The state agency did note that NWDC has faced ample controversies of its own, including multiple hunger strikes by detainees over living conditions, access to medical care and other problems at the facility. As many as 750 detainees reportedly participated in one hunger strike earlier this year.


Ferguson’s lawsuit asks the court to order GEO to comply with Washington’s minimum wage laws and to reimburse Washington for the lawsuit's costs and to give up the profits allegedly made by "underpaying its employees over many years. The exact amount will be determined as the lawsuit progresses, but is expected to be in the millions," the AG office said.


If the court grants this request, the attorney general’s office will likely ask the court to place any monetary award into a trust or fund, the department stated, adding that the "fund would be dedicated to supporting people detained in NWDC, as well as job seekers in the community surrounding the detention center who may have lost employment opportunities because of GEO’s practices."


The GEO Group has 20 days from the date it is served to respond to the state’s complaint. Assistant Attorneys General La Rond Baker and Marsha Chien are leading the case for the attorney general’s office.
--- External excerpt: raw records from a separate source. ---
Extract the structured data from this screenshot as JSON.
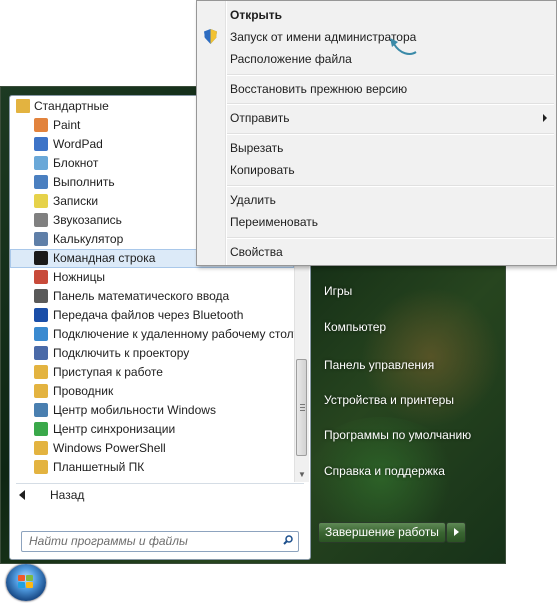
{
  "programs": {
    "folder_label": "Стандартные",
    "items": [
      {
        "label": "Paint",
        "icon": "paint-icon",
        "color": "#e2833d"
      },
      {
        "label": "WordPad",
        "icon": "wordpad-icon",
        "color": "#3d74c8"
      },
      {
        "label": "Блокнот",
        "icon": "notepad-icon",
        "color": "#6aa8d8"
      },
      {
        "label": "Выполнить",
        "icon": "run-icon",
        "color": "#4a7fc0"
      },
      {
        "label": "Записки",
        "icon": "sticky-notes-icon",
        "color": "#e6d24a"
      },
      {
        "label": "Звукозапись",
        "icon": "microphone-icon",
        "color": "#808080"
      },
      {
        "label": "Калькулятор",
        "icon": "calculator-icon",
        "color": "#5f7fa8"
      },
      {
        "label": "Командная строка",
        "icon": "cmd-icon",
        "color": "#1a1a1a",
        "selected": true
      },
      {
        "label": "Ножницы",
        "icon": "scissors-icon",
        "color": "#c84a3a"
      },
      {
        "label": "Панель математического ввода",
        "icon": "math-input-icon",
        "color": "#5a5a5a"
      },
      {
        "label": "Передача файлов через Bluetooth",
        "icon": "bluetooth-icon",
        "color": "#1a4ea8"
      },
      {
        "label": "Подключение к удаленному рабочему столу",
        "icon": "remote-desktop-icon",
        "color": "#3a8ad0"
      },
      {
        "label": "Подключить к проектору",
        "icon": "projector-icon",
        "color": "#4a6aa8"
      },
      {
        "label": "Приступая к работе",
        "icon": "getting-started-icon",
        "color": "#e3b340"
      },
      {
        "label": "Проводник",
        "icon": "explorer-icon",
        "color": "#e3b340"
      },
      {
        "label": "Центр мобильности Windows",
        "icon": "mobility-center-icon",
        "color": "#4a7fb0"
      },
      {
        "label": "Центр синхронизации",
        "icon": "sync-center-icon",
        "color": "#3aa84a"
      },
      {
        "label": "Windows PowerShell",
        "icon": "folder-icon",
        "color": "#e3b340"
      },
      {
        "label": "Планшетный ПК",
        "icon": "folder-icon",
        "color": "#e3b340"
      }
    ],
    "back_label": "Назад",
    "search_placeholder": "Найти программы и файлы"
  },
  "right_links": [
    "Игры",
    "Компьютер",
    "Панель управления",
    "Устройства и принтеры",
    "Программы по умолчанию",
    "Справка и поддержка"
  ],
  "shutdown_label": "Завершение работы",
  "context_menu": {
    "items": [
      {
        "label": "Открыть",
        "bold": true
      },
      {
        "label": "Запуск от имени администратора",
        "shield": true
      },
      {
        "label": "Расположение файла"
      },
      {
        "label": "Восстановить прежнюю версию"
      },
      {
        "label": "Отправить",
        "submenu": true
      },
      {
        "label": "Вырезать"
      },
      {
        "label": "Копировать"
      },
      {
        "label": "Удалить"
      },
      {
        "label": "Переименовать"
      },
      {
        "label": "Свойства"
      }
    ]
  },
  "colors": {
    "accent_selection": "#dceaf8",
    "menu_background": "#f1f1f1",
    "start_menu_green": "#1d3a22"
  }
}
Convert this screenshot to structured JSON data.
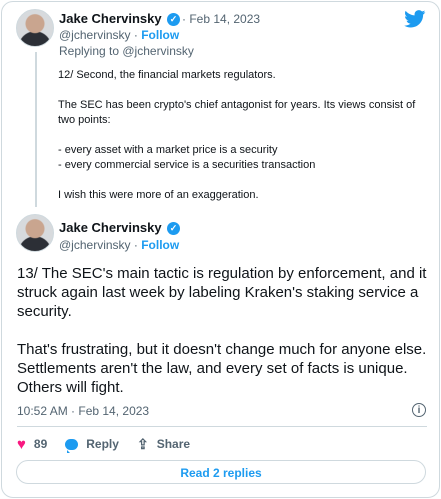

2nd lawsuit says Tacoma detention center must pay minimum wage

Former detainee Chao Chen filed the class-action federal lawsuit Tuesday against The GEO Group, the for-profit company that operates the Northwest Detention Center.


By The Associated Press September 27 2017 – Published in Seattle Times


A second lawsuit is challenging the failure of one of the nation’s largest private immigration jails to pay detainees minimum wage for the work they perform.


Former detainee Chao Chen filed the class-action federal lawsuit Tuesday against The GEO Group, the for-profit company that operates the Northwest Detention Center in Tacoma. Washington Attorney General Bob Ferguson sued the company in state court last week, alleging violations of Washington’s minimum wage law.


GEO says the center has a volunteer work program and minimum wages rates and standards specified exclusively by the federal government under standards set for detainees in 2011.


The company pays $1 per day to detainees for kitchen, cleaning and janitorial tasks at the 1,500-bed facility. Chen, a Chinese citizen who was detained from 2014 to 2016, is a legal permanent resident of the U.S. and lives in Renton.